“Jai Jawan, Jai Kisan.” Well, not so much for Punjab. The state is currently suffering the consequences of a malformed government and its ineptitude to meet the basic needs of its people. With the recent controversy around ‘Udta Punjab’, which highlighted the ongoing drug problem among the youth of Punjab, the public has started taking an active interest in the politics of the region. The public may have noted the rising levels of drug abuse in the land of five rivers thanks to social media, but they have turned a blind eye to the other pertinent issue plaguing the state – the rising levels of farmer suicides.
For a state that is revered for its agricultural superiority amidst the industrial jungle that the rest of the country is becoming, the rate of small and marginal farmer suicides is a serious wake-up call for the state government. According to reports filed by the Parliament earlier this year, as many as 56 farmers have ended their lives as of March 11, 2016, almost catching up with Maharashtra, which witnessed over 116 farmer suicides in the same period.
But why is this happening? Although Punjab may not be witnessing the same agricultural growth rate as it did from the 1960s to the mid-1980s (the first phase of the Green Revolution), it still has 98 percent assured irrigation, and its per-hectare yields of wheat and paddy still reach international standards.

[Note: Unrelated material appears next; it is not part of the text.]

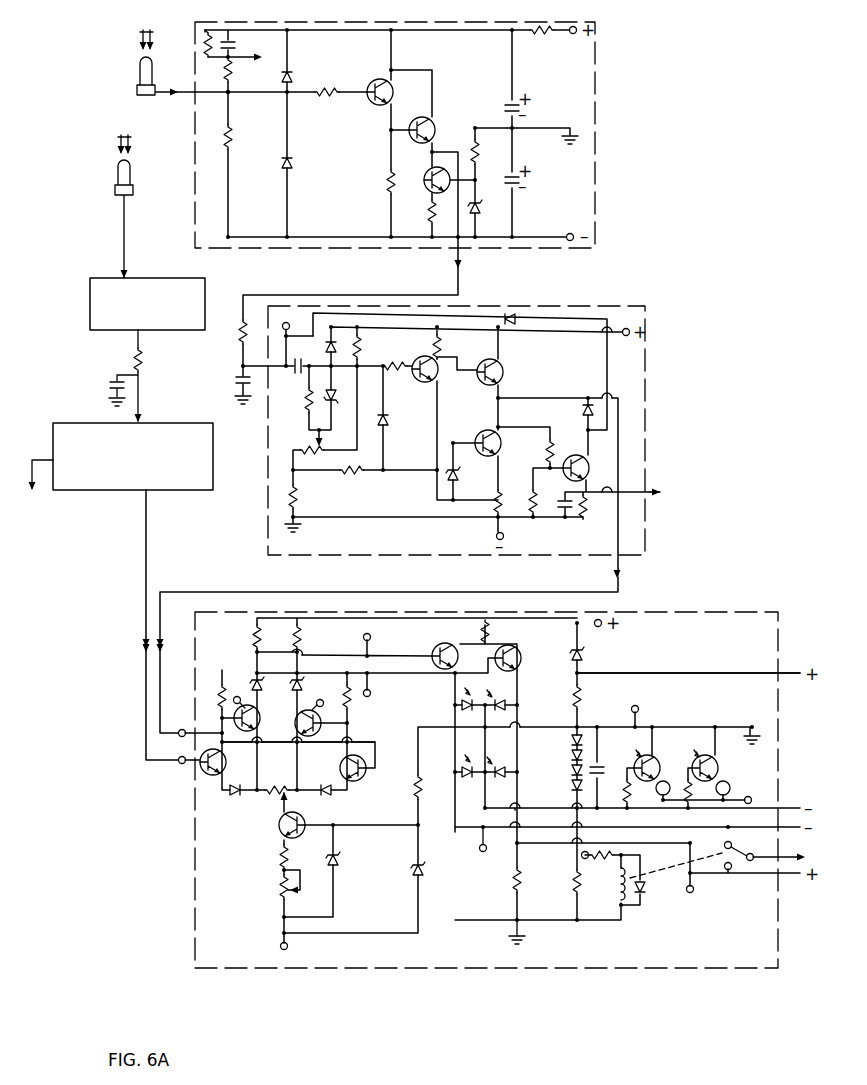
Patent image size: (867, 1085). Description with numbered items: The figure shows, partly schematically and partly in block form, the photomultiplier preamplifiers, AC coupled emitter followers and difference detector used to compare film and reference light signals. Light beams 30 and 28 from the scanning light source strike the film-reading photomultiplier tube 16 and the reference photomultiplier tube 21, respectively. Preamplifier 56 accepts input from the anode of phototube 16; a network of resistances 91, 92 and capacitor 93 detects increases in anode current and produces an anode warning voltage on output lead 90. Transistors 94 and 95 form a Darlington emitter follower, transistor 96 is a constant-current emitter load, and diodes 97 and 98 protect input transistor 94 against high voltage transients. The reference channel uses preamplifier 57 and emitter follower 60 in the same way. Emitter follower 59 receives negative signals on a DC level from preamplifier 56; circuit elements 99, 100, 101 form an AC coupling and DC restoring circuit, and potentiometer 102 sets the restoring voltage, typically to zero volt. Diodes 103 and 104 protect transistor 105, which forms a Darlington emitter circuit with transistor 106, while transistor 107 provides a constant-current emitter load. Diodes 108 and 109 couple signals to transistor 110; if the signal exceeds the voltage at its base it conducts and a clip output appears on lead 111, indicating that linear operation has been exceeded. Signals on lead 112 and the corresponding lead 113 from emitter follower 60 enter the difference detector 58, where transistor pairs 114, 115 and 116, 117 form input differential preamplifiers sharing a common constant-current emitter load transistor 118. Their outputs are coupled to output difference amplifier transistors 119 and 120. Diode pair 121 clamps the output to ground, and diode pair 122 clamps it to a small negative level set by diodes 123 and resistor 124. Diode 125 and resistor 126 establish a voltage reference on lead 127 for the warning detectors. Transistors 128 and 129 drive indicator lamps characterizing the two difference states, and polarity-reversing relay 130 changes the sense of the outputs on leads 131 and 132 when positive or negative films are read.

Added to this, the number of tractors per 1,000 hectares is 122 in Punjab compared to 26 in the US, 76 in the UK and 65 in Germany. The fertiliser use is 449 kg/hectare per year which fares rather favourably with 103 kg in the US, 208 kg in the UK and 278 kg in Japan. Its irrigated area is 98 per cent in Punjab compared to 11.4 per cent in US, 2.0 per cent in UK and 35.0 per cent in Japan. Finally, the cereal yield per hectare and per year is 7,633 kg in Punjab, 7,238 kg in the US, 7,460 Kg in France, 7,008 kg in the UK and 5,920 kg in Japan (according to a study conducted by Professor H.S. Shergill, an Emeritus Professor at Panjab University.)
Despite stagnating productivity, rising cost of production, decelerating income and shrinking employment, the increasing farmer suicides in Punjab does not seem to be due to a decline in its agricultural growth. Rather, the issue seems to point towards a collective role of blatant mismanagement by the state government, agricultural scientists and economists.

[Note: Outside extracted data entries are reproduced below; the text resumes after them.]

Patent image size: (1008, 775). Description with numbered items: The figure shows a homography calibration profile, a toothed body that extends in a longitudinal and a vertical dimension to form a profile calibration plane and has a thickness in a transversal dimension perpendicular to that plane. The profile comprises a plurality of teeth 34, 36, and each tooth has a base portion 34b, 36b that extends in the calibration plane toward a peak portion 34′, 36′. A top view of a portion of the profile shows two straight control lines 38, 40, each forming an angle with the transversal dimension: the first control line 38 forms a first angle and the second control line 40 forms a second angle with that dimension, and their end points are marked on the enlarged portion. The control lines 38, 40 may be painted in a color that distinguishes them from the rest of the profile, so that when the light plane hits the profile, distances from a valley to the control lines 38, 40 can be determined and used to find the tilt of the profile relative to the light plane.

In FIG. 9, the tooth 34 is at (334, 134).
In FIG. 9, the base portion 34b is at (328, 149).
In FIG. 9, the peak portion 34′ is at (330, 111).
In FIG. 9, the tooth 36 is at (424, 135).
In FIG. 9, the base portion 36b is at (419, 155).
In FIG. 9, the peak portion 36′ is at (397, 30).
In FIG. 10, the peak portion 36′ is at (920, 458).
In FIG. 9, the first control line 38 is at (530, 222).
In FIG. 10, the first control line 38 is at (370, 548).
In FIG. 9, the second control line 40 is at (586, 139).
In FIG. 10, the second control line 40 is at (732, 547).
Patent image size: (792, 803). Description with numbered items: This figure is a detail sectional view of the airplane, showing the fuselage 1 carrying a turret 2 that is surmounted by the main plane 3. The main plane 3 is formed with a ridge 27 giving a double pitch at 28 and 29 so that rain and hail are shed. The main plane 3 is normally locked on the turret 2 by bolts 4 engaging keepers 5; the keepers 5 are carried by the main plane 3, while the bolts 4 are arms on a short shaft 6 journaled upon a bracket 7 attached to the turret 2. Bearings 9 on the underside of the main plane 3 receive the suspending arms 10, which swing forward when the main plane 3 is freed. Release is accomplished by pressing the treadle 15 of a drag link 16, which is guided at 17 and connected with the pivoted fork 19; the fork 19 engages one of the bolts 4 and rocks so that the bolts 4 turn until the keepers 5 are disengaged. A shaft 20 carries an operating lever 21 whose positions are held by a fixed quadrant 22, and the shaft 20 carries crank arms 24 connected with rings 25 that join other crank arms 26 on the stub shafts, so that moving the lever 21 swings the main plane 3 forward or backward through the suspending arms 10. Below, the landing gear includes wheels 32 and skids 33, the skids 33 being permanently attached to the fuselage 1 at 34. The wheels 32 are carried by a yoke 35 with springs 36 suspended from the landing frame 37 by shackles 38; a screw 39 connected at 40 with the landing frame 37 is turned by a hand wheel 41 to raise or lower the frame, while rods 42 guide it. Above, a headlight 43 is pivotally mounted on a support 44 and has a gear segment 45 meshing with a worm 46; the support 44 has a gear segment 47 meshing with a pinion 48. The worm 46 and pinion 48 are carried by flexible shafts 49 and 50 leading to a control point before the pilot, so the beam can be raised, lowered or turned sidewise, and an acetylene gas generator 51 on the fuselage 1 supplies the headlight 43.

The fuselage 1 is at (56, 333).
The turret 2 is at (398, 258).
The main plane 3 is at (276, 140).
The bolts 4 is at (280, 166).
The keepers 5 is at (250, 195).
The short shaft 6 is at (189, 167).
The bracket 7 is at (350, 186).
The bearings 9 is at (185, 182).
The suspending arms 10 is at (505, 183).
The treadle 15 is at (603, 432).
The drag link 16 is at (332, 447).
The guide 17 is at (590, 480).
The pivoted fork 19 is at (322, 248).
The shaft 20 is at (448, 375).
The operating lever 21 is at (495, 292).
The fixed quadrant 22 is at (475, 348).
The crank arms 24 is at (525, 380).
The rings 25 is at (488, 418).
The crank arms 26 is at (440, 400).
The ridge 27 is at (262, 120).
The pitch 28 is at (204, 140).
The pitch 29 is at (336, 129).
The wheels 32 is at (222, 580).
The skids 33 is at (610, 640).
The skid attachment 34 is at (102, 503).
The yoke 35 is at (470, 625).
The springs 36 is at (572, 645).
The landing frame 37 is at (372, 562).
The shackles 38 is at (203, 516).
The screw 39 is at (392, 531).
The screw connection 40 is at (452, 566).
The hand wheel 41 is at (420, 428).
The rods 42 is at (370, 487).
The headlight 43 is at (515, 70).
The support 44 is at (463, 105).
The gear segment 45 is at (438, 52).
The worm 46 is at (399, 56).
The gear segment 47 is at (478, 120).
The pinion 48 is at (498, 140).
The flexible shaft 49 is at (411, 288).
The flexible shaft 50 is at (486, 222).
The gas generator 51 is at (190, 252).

According to an article in news18, since 2007, as many 18,770 units have been shut down or migrated out of Punjab and 6,550 industrial units have been declared ‘sick.’ This has a direct effect on the agrarian sector as well, and as a result, the marginal and small farmers are not only being forced out of the latter, they are also unable to secure employment in any branch of the slowly disintegrating industrial sector of the state.

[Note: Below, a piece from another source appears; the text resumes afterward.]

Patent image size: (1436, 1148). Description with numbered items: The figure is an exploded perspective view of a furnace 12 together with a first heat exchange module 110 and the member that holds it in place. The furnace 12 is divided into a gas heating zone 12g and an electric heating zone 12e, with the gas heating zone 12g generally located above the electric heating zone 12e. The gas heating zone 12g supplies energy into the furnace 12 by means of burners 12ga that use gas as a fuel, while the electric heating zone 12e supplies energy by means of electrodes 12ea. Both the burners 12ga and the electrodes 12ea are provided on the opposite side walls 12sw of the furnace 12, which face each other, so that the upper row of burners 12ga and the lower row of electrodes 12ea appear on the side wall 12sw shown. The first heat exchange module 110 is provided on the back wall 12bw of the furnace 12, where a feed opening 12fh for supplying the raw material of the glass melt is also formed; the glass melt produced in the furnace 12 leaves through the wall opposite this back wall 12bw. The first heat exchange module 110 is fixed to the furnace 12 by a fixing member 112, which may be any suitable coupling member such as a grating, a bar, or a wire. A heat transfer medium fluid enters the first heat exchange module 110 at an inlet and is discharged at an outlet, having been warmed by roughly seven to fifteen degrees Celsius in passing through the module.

The same article estimates that about 75 lakh people are unemployed un the state and the numbers only seem to grow by the day. The situation being even grimmer on the rural side, the villagers can’t even turn towards the state officials for help, as they are often accused of being the very cause of their distress. To make up for the industrial down-trod, these officials release a list of farmers who are currently facing debt situations and are held accountable by the government, thereby treating them like criminals. Ironically, the Supreme Court has made provisions disallowing the public acknowledgement of a similar list of names of defaulters involved in repaying loans of Rs. 500-crore each. This flagrant discrepancy between the treatment meted out by the government, backing the hide of the wealthy and turning the spotlight on the poor farmers, is one of the main reasons for the rising levels of farmer suicides. When the public sector banks and arhtiyas seize their assets and properties on account of outstanding loans, the humiliation is too much to take for the farmer. But most astonishingly, despite this clear-cut biased judgement for the wealthy at the cost of the poor, the anomaly has not been even acknowledged in the Panjab Settlement of Agricultural Indebtedness Bill, 2016, passed by the Punjab Assembly recently.
With the State Assembly Elections of 2017 fast-approaching, agriculture is high on the list of agendas of all concerned political parties. The farmers, too, are hoping that a new government will endorse and implement policies that work in their favour. However, as ‘The Wire’ puts it, “irrespective of the change in power, agriculture in the state needs a new paradigm, one that acknowledges the scarcity of interlinked resources and the costs of their use, and understands how they feature in farmers’ decision-making.”
To this end, the new government must utilise the maximum potential of the markets to promote resource-use efficiency in agriculture and re-orient policies that affect every branch of agricultural growth to make it all the more sustainable and effective for all parties involved in the process, with a special tilt towards the farmers of the region.
(Disclaimer: The views and opinions expressed in this article are those of the author and do not necessarily reflect the views of YourStory.)